Additionally, as some economic models or their respective Technical Reports were not available, the corresponding data were collected from reports of these studies. Consequently, a lack of completeness of the model programming might be expected in some cases.

Strengths

This is the first study designed to assess the methodological issues of pediatric diabetes models specifically. Given that pediatric patients present remarkable clinical differences compared with an adult setting, the pediatric-specific design of the search strategy could be considered the main strength of the review. Another strength of the study is that it provides not only a detailed insight into the modeling approaches available for pediatric diabetes but also an exhaustive summary of the latest scientific findings in the field of study based on the clinical practice guidelines and the opinion of pediatric endocrinologists with extensive clinical and research experience in pediatric diabetes.

CONCLUSION

Modeling long-term health and cost outcomes interventions is useful in environments of cost-containment to inform healthcare decision making. Effective modeling implies the use of data sources and parameters in alignment with the target population, eg, risk equations and utility values. However, due to the lack of evidence specific to pediatric diabetes, economic models in this field present certain limitations. In addition, current models do not incorporate novel CGM metrics (TIR, TAR, and TBR) that, together with HbA1c and hypoglycemia events, could result in a more complete picture of glycemic profiles. Moreover, aspects such as the C-peptide, the legacy effect, the age at diabetes onset, or socioeconomic status should also be considered in terms of disease prognosis. All these parameters could improve the accuracy of long-term outcome predictions, thereby enhancing cost-effectiveness analysis.
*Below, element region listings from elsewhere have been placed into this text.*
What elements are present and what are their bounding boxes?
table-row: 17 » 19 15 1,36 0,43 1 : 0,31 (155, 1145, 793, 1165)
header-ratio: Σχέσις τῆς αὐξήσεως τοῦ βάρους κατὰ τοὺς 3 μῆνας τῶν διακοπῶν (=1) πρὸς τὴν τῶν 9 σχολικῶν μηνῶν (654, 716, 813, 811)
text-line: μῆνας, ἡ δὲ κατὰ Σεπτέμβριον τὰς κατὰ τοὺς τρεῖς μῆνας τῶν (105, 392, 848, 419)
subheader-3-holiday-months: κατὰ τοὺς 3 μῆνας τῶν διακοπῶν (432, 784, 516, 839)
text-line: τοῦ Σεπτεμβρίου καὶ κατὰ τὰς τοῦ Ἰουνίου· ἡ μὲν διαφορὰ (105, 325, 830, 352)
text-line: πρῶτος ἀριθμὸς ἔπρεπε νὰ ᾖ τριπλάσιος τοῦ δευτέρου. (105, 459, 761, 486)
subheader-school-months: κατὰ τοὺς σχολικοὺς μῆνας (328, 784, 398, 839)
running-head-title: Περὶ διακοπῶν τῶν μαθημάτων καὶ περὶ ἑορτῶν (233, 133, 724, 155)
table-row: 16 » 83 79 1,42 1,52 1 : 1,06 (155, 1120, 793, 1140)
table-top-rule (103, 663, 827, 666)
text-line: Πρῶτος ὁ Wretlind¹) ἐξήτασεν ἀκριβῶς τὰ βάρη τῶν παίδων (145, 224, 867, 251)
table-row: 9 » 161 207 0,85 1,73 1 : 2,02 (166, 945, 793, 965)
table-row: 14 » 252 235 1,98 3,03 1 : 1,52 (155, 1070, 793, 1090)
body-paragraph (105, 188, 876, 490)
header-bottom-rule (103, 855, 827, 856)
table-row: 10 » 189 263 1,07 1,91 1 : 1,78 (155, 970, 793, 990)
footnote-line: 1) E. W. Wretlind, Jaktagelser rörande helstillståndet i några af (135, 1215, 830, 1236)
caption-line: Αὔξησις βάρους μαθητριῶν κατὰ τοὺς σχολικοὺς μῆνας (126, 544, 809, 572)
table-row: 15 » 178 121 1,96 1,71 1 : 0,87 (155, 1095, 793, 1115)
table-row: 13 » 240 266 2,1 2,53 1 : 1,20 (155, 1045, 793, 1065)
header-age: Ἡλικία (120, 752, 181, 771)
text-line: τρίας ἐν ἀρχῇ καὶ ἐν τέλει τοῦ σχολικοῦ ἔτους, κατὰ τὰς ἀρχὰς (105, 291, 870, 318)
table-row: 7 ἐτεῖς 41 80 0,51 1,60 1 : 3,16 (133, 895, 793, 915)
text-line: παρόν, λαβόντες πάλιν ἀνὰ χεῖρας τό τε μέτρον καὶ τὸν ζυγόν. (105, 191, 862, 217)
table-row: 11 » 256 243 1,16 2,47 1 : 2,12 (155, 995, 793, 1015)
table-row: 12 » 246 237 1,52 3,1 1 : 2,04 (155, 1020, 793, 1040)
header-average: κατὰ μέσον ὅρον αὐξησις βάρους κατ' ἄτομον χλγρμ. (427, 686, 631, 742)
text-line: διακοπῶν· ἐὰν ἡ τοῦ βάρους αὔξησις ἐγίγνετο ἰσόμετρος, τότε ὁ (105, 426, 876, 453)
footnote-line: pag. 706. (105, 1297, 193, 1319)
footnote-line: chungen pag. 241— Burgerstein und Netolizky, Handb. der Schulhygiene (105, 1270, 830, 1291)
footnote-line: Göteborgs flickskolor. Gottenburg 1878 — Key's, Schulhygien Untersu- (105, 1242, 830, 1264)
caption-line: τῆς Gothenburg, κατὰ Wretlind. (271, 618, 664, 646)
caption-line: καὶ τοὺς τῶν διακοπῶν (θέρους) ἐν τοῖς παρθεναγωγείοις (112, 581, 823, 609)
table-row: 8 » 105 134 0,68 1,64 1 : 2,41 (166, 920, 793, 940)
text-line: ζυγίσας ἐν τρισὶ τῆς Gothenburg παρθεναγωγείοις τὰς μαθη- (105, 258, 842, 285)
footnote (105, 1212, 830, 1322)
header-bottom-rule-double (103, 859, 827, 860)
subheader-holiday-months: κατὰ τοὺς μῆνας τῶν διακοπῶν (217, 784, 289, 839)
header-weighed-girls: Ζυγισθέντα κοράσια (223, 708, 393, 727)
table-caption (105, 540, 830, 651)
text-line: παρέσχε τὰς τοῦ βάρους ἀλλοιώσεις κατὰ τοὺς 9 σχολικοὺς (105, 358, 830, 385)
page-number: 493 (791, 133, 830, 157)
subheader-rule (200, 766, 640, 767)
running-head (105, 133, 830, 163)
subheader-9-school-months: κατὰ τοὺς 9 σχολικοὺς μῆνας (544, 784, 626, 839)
The inclusion of these latest scientific findings in economic models for pediatric diabetes could provide a more faithful reflection of the disease. However, further clinical research focusing on the assessment of all these gaps should be conducted to enhance evidence-based health economic modeling that best represents reality. Until then, with regard to pediatric diabetes, decision makers should interpret results obtained through economic models with caution and rely on additional available evidence to assess the usefulness of new diabetes therapies.